Police Scotland have recently confirmed that their officers will take action against people making such online threats, saying that each instance would be investigated to establish if any criminality was involved.
The issue over wildfowling in Findhorn has seen harsh words spoken on both sides of a debate that, it is hoped, will be resolved at a meeting this month.
Councillors considered a petition signed by around 800 protestors against wildfowling at Findhorn Bay last month, but suspended any immediate decision when told that a counter-petition was being prepared.
Members of the economic development and infrastructure committee also heard a passionate plea for compromise from local councillor Anne Skene, who told the meeting that the issue had become and emotive and highly charged issue in the area.
Councillor Skene’s suggestion of a voluntary ‘no shoot’ area on the northern part of Findhorn Bay being extended to include the south-east corner sparked the committee to request a detailed study and discussions with all interested parties before the issue was returned for their consideration.
Huntsman Martin Gauld, who is behind the petition supporting continuing wildfowling in the area, apologised for any distress the comment made may have caused, condemning the person responsible saying he was “absolutely disgusted” that someone had made such a comment.
He said: “We are trying our best to come to some sort of compromise with the campaigners and work out a sensible way forward.”
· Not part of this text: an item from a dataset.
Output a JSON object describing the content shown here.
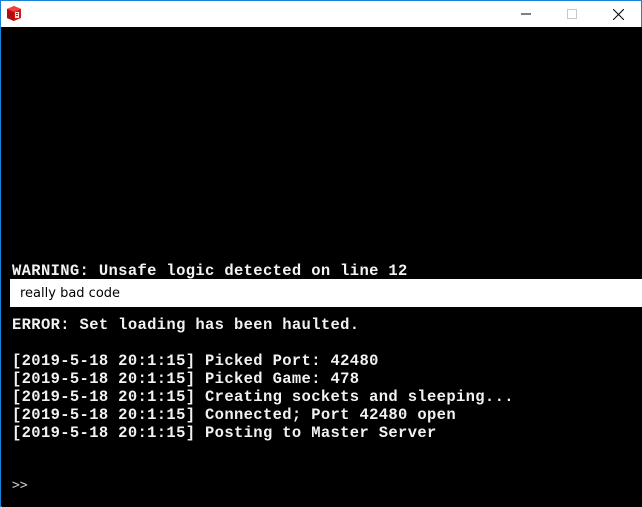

Meanwhile Lisa Mead, who has led to campaign to ban wildfowling at Findhorn, said it was not correct for the anonymous poster to simply assume that the Friends of Findhorn community was wholly against wildfowling, saying that local people had backed her petition.
The inexorable rise of Social Media and increasing use of online resources for community petitions has brought with it an ever-increasing and very serious issue for those creating and managing such facilities.
Here at insideMoray we are all too well aware of how hackles can quickly rise in the ‘immediate reaction’ forums being provide by sites such as ours. Each day we find ourselves having to remove post after post – as much to protect the readers making controversial and, all too often, simply illegal statements in response to articles.
The more controversial the issue, the more people are provoked into saying things that, quite frankly, they would never dream of saying in face-to-face social settings.
There are numerous cases now where Police have become involved, charges brought, court appearances made and even people who never believed themselves to be ‘criminals’ finding themselves with a criminal record – all because they could not control their fingers when responding to an online chat forum, social media service or, as in this case, petition.
Quite simply, the public have to learn that they simply cannot ‘hide’ behind anonymity, regardless if they are aware or not they leave a path to their door in every online post they make – the message is clear, think about what you post online, and having posting something read it back – and think again.